Muitas vezes chamadas de “mulheres de vida fácil”, as prostitutas mostram em “As Meninas da Daspu” que, na verdade, a vida de uma profissional do sexo não é tão simples como muitos imaginam.
No livro, uma co-autoria da professora Anna Marina Bárbara, do Instituto de Filosofia e Ciências Sociais, com nove prostitutas, essas mulheres têm a chance de mostrar que têm sonhos como qualquer outra pessoa e que sua profissão não difere tanto assim das outras, pois é com ela que conseguem sustentar suas famílias e desejos.
Para conhecer um pouco dessas diferentes, e tão interessantes, histórias de vida o Olhar Virtual conversou com a professora Anna Marina.
Olhar Virtual: Como surgiu a idéia de fazer o livro?
O livro é resultado de um conjunto de oficinas de histórias de vida de prostitutas, concebidas e coordenadas por mim, quando trabalhava na ONG Davida: Prostituição, Direitos Civis, Saúde, no ano de 2005.
Olhar Virtual: Qual o objetivo principal do livro?
O livro se inscreve na luta política travada pela instituição no sentido de combater o estigma que recai sobre as mulheres que se prostituem. Reconstruir a história de vida das mulheres a partir da infância, e não do momento em que ingressam na prostituição, é uma forma de permitir que cada uma projete de si, mediante as lembranças evocadas pelas entrevistas, a imagem que deseja. Funciona tanto para resgatar a auto-estima de cada uma quanto para aproximá-las mais de quem não se prostitui e desconhece o universo da prostituição.
Olhar Virtual: Como foram escolhidas as prostitutas para dar o depoimento? Como foram eles colhidos? Foi fácil fazer com que as mulheres falassem de suas trajetórias?
Entrevistei as mulheres que trabalhavam na prevenção de DST/AIDS com Davida; algumas estavam na instituição desde a sua fundação. Colhi os depoimentos a partir de entrevistas individuais que depois foram transcritas e passaram por um processo de edição para a publicação no livro. Inicialmente, tive problemas sim e cheguei até ameaçar desistir do trabalho. As entrevistas foram dadas antes do projeto da “DASPU” e as mulheres não estavam acostumadas a falar tanto sobre si, principalmente, sobre a vida familiar e pessoal. Depois, criou-se uma cumplicidade, que faz mesmo parte deste tipo de trabalho, e segui ouvindo muitas histórias, mesmo depois do livro já ter sido publicado.
Olhar Virtual: O nome Daspu já mostra a irreverência dessas mulheres, no entanto a “vida fácil” da prostituição traz consigo diversos obstáculos. Quais são as maiores dificuldades relatadas pelas entrevistadas?

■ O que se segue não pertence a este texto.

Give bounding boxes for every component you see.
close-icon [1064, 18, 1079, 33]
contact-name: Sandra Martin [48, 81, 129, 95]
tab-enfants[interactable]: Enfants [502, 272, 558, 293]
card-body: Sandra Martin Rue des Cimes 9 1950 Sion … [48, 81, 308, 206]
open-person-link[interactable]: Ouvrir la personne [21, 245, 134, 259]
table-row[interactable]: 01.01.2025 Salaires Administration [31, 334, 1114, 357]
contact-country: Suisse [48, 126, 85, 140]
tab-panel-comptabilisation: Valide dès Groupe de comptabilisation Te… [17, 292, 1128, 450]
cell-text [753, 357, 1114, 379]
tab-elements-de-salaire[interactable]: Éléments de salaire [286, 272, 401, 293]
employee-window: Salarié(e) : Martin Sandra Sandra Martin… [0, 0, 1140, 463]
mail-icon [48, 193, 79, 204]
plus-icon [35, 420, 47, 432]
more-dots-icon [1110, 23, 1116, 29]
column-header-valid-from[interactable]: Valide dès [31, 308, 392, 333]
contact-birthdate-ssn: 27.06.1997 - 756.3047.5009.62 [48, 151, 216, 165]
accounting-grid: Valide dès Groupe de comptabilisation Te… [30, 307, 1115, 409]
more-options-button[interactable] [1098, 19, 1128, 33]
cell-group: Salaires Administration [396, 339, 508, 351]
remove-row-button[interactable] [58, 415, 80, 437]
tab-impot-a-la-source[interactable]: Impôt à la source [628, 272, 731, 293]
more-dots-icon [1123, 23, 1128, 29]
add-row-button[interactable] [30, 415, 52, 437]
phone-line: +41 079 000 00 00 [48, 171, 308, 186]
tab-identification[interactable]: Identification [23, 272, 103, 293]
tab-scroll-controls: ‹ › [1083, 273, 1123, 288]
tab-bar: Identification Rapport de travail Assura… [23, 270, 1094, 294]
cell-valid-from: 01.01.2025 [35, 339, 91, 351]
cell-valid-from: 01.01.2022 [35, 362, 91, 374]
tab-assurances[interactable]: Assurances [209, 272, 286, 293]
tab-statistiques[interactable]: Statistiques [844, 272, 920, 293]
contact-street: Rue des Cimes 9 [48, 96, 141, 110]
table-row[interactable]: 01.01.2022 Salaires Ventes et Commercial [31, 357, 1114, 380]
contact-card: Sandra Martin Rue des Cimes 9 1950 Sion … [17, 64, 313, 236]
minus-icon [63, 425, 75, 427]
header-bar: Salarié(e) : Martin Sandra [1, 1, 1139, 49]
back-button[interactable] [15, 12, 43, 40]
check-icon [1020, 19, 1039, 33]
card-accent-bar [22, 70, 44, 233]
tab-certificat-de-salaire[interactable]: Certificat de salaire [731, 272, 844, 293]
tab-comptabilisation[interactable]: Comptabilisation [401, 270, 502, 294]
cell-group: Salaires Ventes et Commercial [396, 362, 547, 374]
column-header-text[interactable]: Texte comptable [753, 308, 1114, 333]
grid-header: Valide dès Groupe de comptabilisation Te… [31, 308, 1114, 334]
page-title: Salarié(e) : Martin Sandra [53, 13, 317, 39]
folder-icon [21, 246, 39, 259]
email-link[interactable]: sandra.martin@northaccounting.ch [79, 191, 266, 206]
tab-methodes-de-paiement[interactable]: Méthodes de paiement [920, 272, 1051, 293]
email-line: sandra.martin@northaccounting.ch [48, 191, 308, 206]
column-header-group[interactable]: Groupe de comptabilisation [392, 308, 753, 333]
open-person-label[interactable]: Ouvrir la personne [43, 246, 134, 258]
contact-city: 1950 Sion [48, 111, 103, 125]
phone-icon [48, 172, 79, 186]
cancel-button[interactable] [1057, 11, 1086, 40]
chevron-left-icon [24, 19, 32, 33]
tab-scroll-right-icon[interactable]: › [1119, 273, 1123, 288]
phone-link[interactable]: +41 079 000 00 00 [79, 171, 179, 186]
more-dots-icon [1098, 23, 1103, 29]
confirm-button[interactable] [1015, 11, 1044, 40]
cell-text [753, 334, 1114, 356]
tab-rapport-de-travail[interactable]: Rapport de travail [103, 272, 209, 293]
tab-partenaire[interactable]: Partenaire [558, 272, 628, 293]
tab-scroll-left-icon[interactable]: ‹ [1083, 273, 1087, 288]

Na minha perspectiva, as dificuldades referidas ao exercício da prostituição se relacionam ao estigma de prostituir-se numa sociedade em que exercer a sexualidade, sobretudo feminina, ainda é um tabu. O preço pago pela transgressão de ordem moral e sexual é alto e assume uma diversidade de formas que vão do preconceito mais sutil à agressão mais brutal. Também não devemos nos esquecer que, no Brasil, prostituição não é crime, mas a exploração da prostituição é. Temos assim, uma legislação que, ao criminalizar o entorno de uma atividade de prestação de serviços, contribui para obscurecer e maximizar as formas de exploração desta atividade.
Olhar Virtual: Quais as maiores alegrias que elas encontraram na Daspu? O que a Daspu significa para essas mulheres?
A Daspu resgata o glamour da prostituição, a dimensão de sonho e fantasia das mulheres que escolhem corporificar a fantasia masculina da mulher ilimitada sexualmente.
Olhar Virtual: Qual a importância deste livro para as mulheres, sejam elas prostitutas ou não?
O livro nos aproxima umas das outras, mostra que, apesar de nossas diferenças, temos muito em comum, em termos do que sonhamos para nossas vidas e das esperanças que depositamos nos encontros amorosos.
Olhar Virtual: Como foi a receptividade do público ao livro?
Me parece ter sido muito boa. A cobertura da mídia, sobretudo, a virtual foi bem grande e tratava-se de uma editora pequena e nova no mercado.
Olhar Virtual: Como a senhora enxerga o orgulho que grande parte das prostitutas tem da sua profissão? Como percebe o fato de muitas delas não quererem largar a chamada “vida fácil”?
Acredito que, tanto o orgulho quanto o desejo de permanecer na profissão, se relacionem ao prazer que elas têm em exercer a prostituição, mas não creio que esse tema de estudos se preste a ser plenamente compreendido e explicado. Existe algo de misterioso no exercício da prostituição que é inapreensível pelo pesquisador do assunto.